Le Premier ministre Charles Michel (MR), le ministre de l'Emploi Kris Peeters (CD&V) et celui des Entreprises publiques Philippe De Backer (Open VLD) ont reçu lundi après-midi, à leur initiative, les syndicats de Proximus.

L'entreprise, qui l'a annoncé officiellement jeudi, a l'intention de restructurer ses activités et ses effectifs. Quelque 1900 emplois sont menacés.

"Les représentants du gouvernement nous ont dit qu'il s'agissait d'un plan de transformation et seulement d'une intention de supprimer ces postes. Ils nous ont rappelé leur opposition aux licenciements secs. Le gouvernement est prêt à soutenir les employés de Proximus. Nous voulions de leur part une garantie en ce sens", explique le président du SLFP Jean-Claude Philippon.

Charles Michel veut que les départs soient volontaires

Une source proche du gouvernement déclarait ceci au sortir de la réunion : "Le Premier ministre a bien dit au management de Proximus qu'il devait revoir sa copie au niveau du plan de transformation.
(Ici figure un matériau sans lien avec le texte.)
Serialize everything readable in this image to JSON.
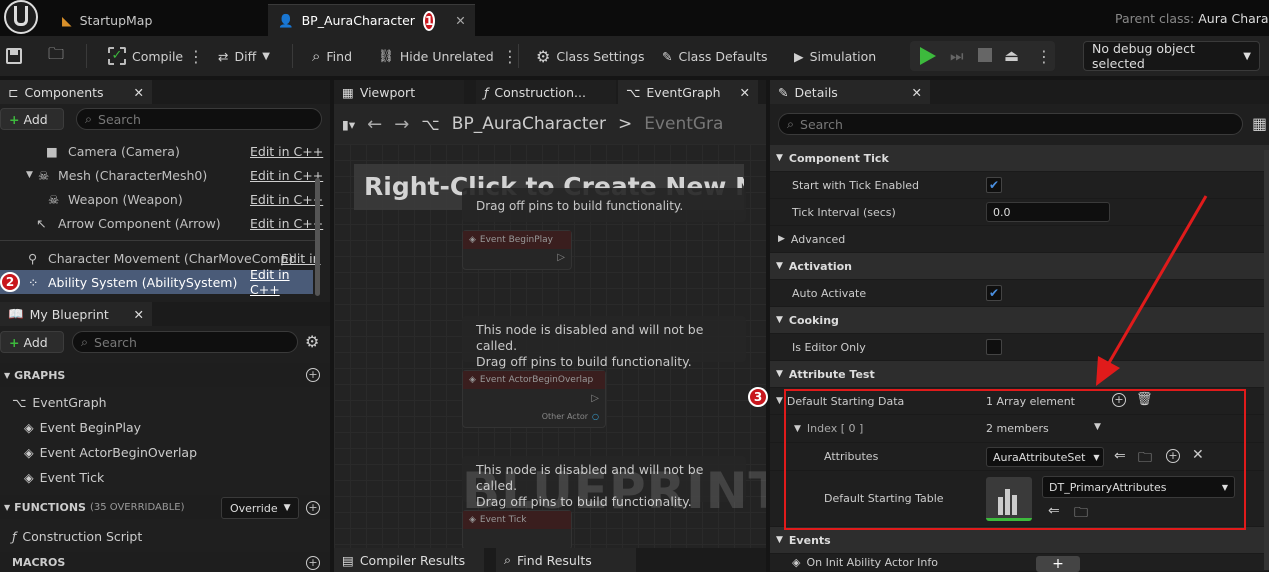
{
  "tabs": {
    "startup": "StartupMap",
    "active": "BP_AuraCharacter",
    "parent_label": "Parent class:",
    "parent_value": "Aura Charact"
  },
  "toolbar": {
    "compile": "Compile",
    "diff": "Diff",
    "find": "Find",
    "hide_unrelated": "Hide Unrelated",
    "class_settings": "Class Settings",
    "class_defaults": "Class Defaults",
    "simulation": "Simulation",
    "debug_object": "No debug object selected"
  },
  "components": {
    "title": "Components",
    "add": "Add",
    "search_placeholder": "Search",
    "edit_label": "Edit in C++",
    "edit_label_clipped": "Edit in",
    "items": [
      "Camera (Camera)",
      "Mesh (CharacterMesh0)",
      "Weapon (Weapon)",
      "Arrow Component (Arrow)",
      "Character Movement (CharMoveComp)",
      "Ability System (AbilitySystem)"
    ]
  },
  "my_blueprint": {
    "title": "My Blueprint",
    "add": "Add",
    "search_placeholder": "Search",
    "graphs_label": "GRAPHS",
    "event_graph": "EventGraph",
    "events": [
      "Event BeginPlay",
      "Event ActorBeginOverlap",
      "Event Tick"
    ],
    "functions_label": "FUNCTIONS",
    "functions_count": "(35 OVERRIDABLE)",
    "override": "Override",
    "construction_script": "Construction Script",
    "macros_label": "MACROS"
  },
  "graph": {
    "tabs": [
      "Viewport",
      "Construction...",
      "EventGraph"
    ],
    "breadcrumb_bp": "BP_AuraCharacter",
    "breadcrumb_graph": "EventGra",
    "hint": "Right-Click to Create New No",
    "disabled_line1": "This node is disabled and will not be called.",
    "disabled_line2": "Drag off pins to build functionality.",
    "event_begin_play": "Event BeginPlay",
    "event_actor_overlap": "Event ActorBeginOverlap",
    "other_actor": "Other Actor",
    "event_tick": "Event Tick",
    "watermark": "BLUEPRINT",
    "bottom_tabs": [
      "Compiler Results",
      "Find Results"
    ]
  },
  "details": {
    "title": "Details",
    "search_placeholder": "Search",
    "component_tick": "Component Tick",
    "start_with_tick": "Start with Tick Enabled",
    "tick_interval": "Tick Interval (secs)",
    "tick_interval_value": "0.0",
    "advanced": "Advanced",
    "activation": "Activation",
    "auto_activate": "Auto Activate",
    "cooking": "Cooking",
    "is_editor_only": "Is Editor Only",
    "attribute_test": "Attribute Test",
    "default_starting_data": "Default Starting Data",
    "array_elements": "1 Array element",
    "index_label": "Index [ 0 ]",
    "members": "2 members",
    "attributes": "Attributes",
    "attribute_set": "AuraAttributeSet",
    "default_starting_table": "Default Starting Table",
    "table_value": "DT_PrimaryAttributes",
    "events": "Events",
    "on_init": "On Init Ability Actor Info"
  },
  "annotations": {
    "n1": "1",
    "n2": "2",
    "n3": "3",
    "accent": "#e01b1b"
  },
  "colors": {
    "play_green": "#3dba3d",
    "check_blue": "#4a8fe0",
    "unreal_blue": "#3a6ad8"
  }
}
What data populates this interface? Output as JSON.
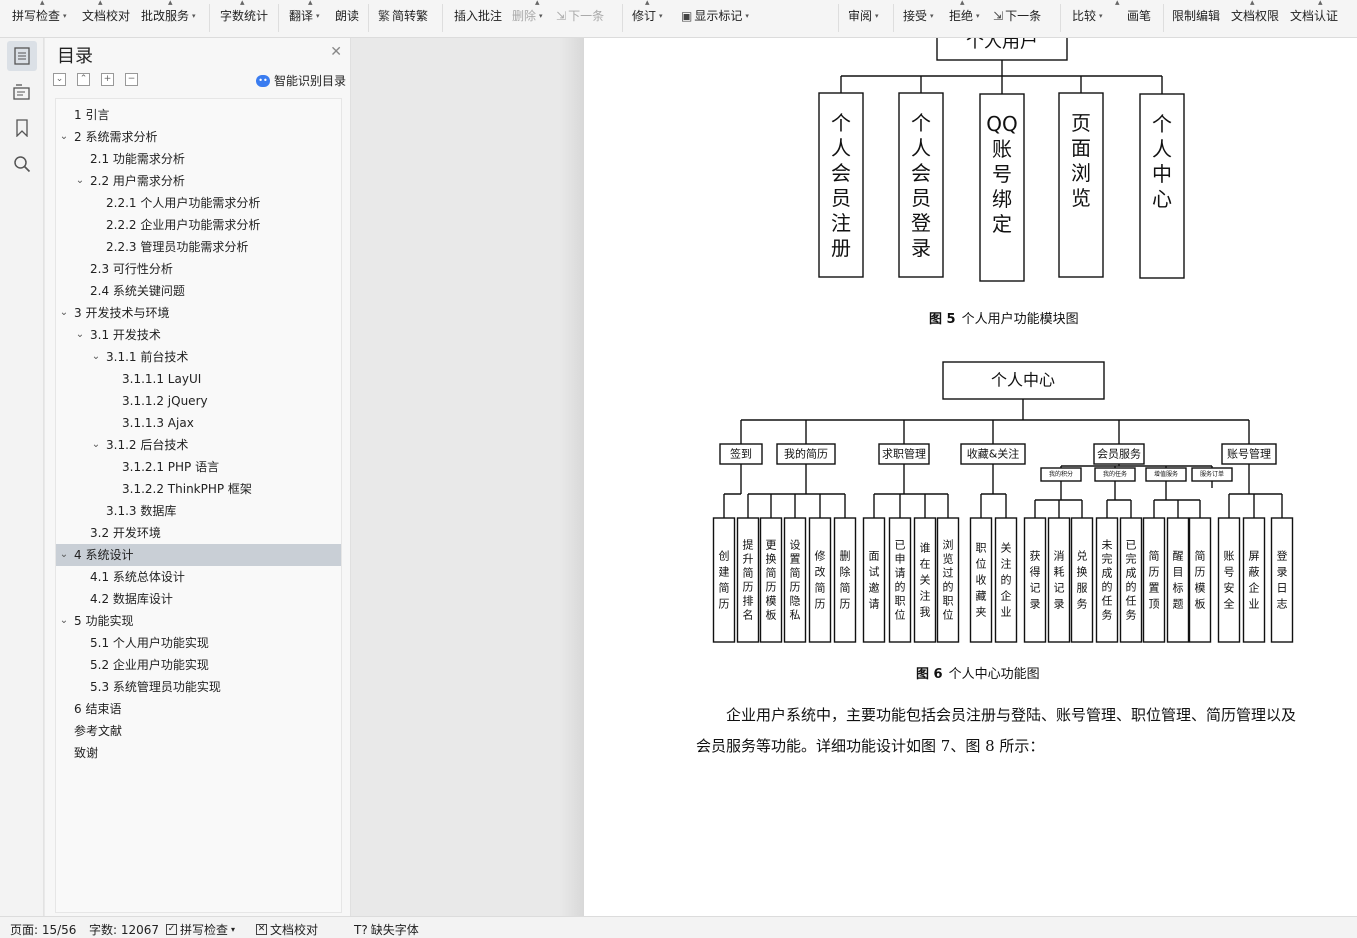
{
  "toolbar": {
    "items": [
      {
        "label": "拼写检查",
        "caret": true,
        "icon": "spellcheck-icon"
      },
      {
        "label": "文档校对",
        "caret": false,
        "icon": "proofread-icon"
      },
      {
        "label": "批改服务",
        "caret": true,
        "icon": "correction-icon"
      },
      {
        "label": "字数统计",
        "caret": false,
        "icon": "wordcount-icon"
      },
      {
        "label": "翻译",
        "caret": true,
        "icon": "translate-icon"
      },
      {
        "label": "朗读",
        "caret": false,
        "icon": "read-aloud-icon"
      },
      {
        "label": "简转繁",
        "caret": false,
        "icon": "simp-trad-icon"
      },
      {
        "label": "插入批注",
        "caret": false,
        "icon": "insert-comment-icon"
      },
      {
        "label": "删除",
        "caret": true,
        "icon": "delete-comment-icon",
        "disabled": true
      },
      {
        "label": "下一条",
        "caret": false,
        "icon": "next-comment-icon",
        "disabled": true
      },
      {
        "label": "修订",
        "caret": true,
        "icon": "revise-icon"
      },
      {
        "label": "显示标记",
        "caret": true,
        "icon": "show-markup-icon"
      },
      {
        "label": "审阅",
        "caret": true,
        "icon": "review-icon"
      },
      {
        "label": "接受",
        "caret": true,
        "icon": "accept-icon"
      },
      {
        "label": "拒绝",
        "caret": true,
        "icon": "reject-icon"
      },
      {
        "label": "下一条",
        "caret": false,
        "icon": "next-change-icon"
      },
      {
        "label": "比较",
        "caret": true,
        "icon": "compare-icon"
      },
      {
        "label": "画笔",
        "caret": false,
        "icon": "pen-icon"
      },
      {
        "label": "限制编辑",
        "caret": false,
        "icon": "restrict-edit-icon"
      },
      {
        "label": "文档权限",
        "caret": false,
        "icon": "doc-permission-icon"
      },
      {
        "label": "文档认证",
        "caret": false,
        "icon": "doc-certify-icon"
      }
    ]
  },
  "rail": {
    "buttons": [
      "toc-icon",
      "outline-icon",
      "bookmark-icon",
      "search-icon"
    ]
  },
  "toc": {
    "title": "目录",
    "smart_label": "智能识别目录",
    "items": [
      {
        "label": "1 引言",
        "level": 0,
        "chev": false
      },
      {
        "label": "2 系统需求分析",
        "level": 0,
        "chev": true
      },
      {
        "label": "2.1 功能需求分析",
        "level": 1,
        "chev": false
      },
      {
        "label": "2.2 用户需求分析",
        "level": 1,
        "chev": true
      },
      {
        "label": "2.2.1 个人用户功能需求分析",
        "level": 2,
        "chev": false
      },
      {
        "label": "2.2.2 企业用户功能需求分析",
        "level": 2,
        "chev": false
      },
      {
        "label": "2.2.3 管理员功能需求分析",
        "level": 2,
        "chev": false
      },
      {
        "label": "2.3 可行性分析",
        "level": 1,
        "chev": false
      },
      {
        "label": "2.4 系统关键问题",
        "level": 1,
        "chev": false
      },
      {
        "label": "3 开发技术与环境",
        "level": 0,
        "chev": true
      },
      {
        "label": "3.1 开发技术",
        "level": 1,
        "chev": true
      },
      {
        "label": "3.1.1 前台技术",
        "level": 2,
        "chev": true
      },
      {
        "label": "3.1.1.1 LayUI",
        "level": 3,
        "chev": false
      },
      {
        "label": "3.1.1.2 jQuery",
        "level": 3,
        "chev": false
      },
      {
        "label": "3.1.1.3 Ajax",
        "level": 3,
        "chev": false
      },
      {
        "label": "3.1.2 后台技术",
        "level": 2,
        "chev": true
      },
      {
        "label": "3.1.2.1 PHP 语言",
        "level": 3,
        "chev": false
      },
      {
        "label": "3.1.2.2 ThinkPHP 框架",
        "level": 3,
        "chev": false
      },
      {
        "label": "3.1.3 数据库",
        "level": 2,
        "chev": false
      },
      {
        "label": "3.2 开发环境",
        "level": 1,
        "chev": false
      },
      {
        "label": "4 系统设计",
        "level": 0,
        "chev": true,
        "selected": true
      },
      {
        "label": "4.1 系统总体设计",
        "level": 1,
        "chev": false
      },
      {
        "label": "4.2 数据库设计",
        "level": 1,
        "chev": false
      },
      {
        "label": "5 功能实现",
        "level": 0,
        "chev": true
      },
      {
        "label": "5.1 个人用户功能实现",
        "level": 1,
        "chev": false
      },
      {
        "label": "5.2 企业用户功能实现",
        "level": 1,
        "chev": false
      },
      {
        "label": "5.3 系统管理员功能实现",
        "level": 1,
        "chev": false
      },
      {
        "label": "6 结束语",
        "level": 0,
        "chev": false
      },
      {
        "label": "参考文献",
        "level": 0,
        "chev": false
      },
      {
        "label": "致谢",
        "level": 0,
        "chev": false
      }
    ]
  },
  "doc": {
    "fig5": {
      "root": "个人用户",
      "children": [
        "个人会员注册",
        "个人会员登录",
        "QQ账号绑定",
        "页面浏览",
        "个人中心"
      ],
      "caption_num": "图 5",
      "caption_text": "个人用户功能模块图"
    },
    "fig6": {
      "root": "个人中心",
      "groups": [
        {
          "label": "签到",
          "leaves": [
            "创建简历"
          ]
        },
        {
          "label": "我的简历",
          "leaves": [
            "提升简历排名",
            "更换简历模板",
            "设置简历隐私",
            "修改简历",
            "删除简历"
          ]
        },
        {
          "label": "求职管理",
          "leaves": [
            "面试邀请",
            "已申请的职位",
            "谁在关注我",
            "浏览过的职位"
          ]
        },
        {
          "label": "收藏&关注",
          "leaves": [
            "职位收藏夹",
            "关注的企业"
          ]
        },
        {
          "label": "会员服务",
          "sub": [
            "我的积分",
            "我的任务",
            "增值服务",
            "服务订单"
          ],
          "leaves": [
            "获得记录",
            "消耗记录",
            "兑换服务",
            "未完成的任务",
            "已完成的任务",
            "简历置顶",
            "醒目标题",
            "简历模板"
          ]
        },
        {
          "label": "账号管理",
          "leaves": [
            "账号安全",
            "屏蔽企业",
            "登录日志"
          ]
        }
      ],
      "caption_num": "图 6",
      "caption_text": "个人中心功能图"
    },
    "paragraph": "企业用户系统中，主要功能包括会员注册与登陆、账号管理、职位管理、简历管理以及会员服务等功能。详细功能设计如图 7、图 8 所示："
  },
  "status": {
    "page": "页面: 15/56",
    "words": "字数: 12067",
    "spell": "拼写检查",
    "proof": "文档校对",
    "missing_font": "缺失字体"
  }
}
Il est opposé aux licenciements secs et il souhaite que l'entreprise privilégie au maximum les départs volontaires, après formation, afin que ces personnes puissent idéalement être recasées au sein du groupe Proximus, dans l'entreprise même ou dans ses filiales".

Proximus veut réaliser dans les trois années à venir des économies de 240 millions d'euros. Les syndicats veulent que l'effort soit collectif et donc que les actionnaires soient aussi mis à contribution, via une baisse du dividende. La question a été posée au Premier ministre et aux deux membres du gouvernement en affaires courantes par Stéphane Daussaint, le responsable de la CSC Proximus.

"On nous a répondu qu'à choisir entre les emplois et les dividendes, ce sera les emplois. Mais le gouvernement ne s'est pas engagé devant nous à renoncer à une partie des dividendes de Proximus qu'il perçoit pour sauver des emplois", indique le permanent syndical.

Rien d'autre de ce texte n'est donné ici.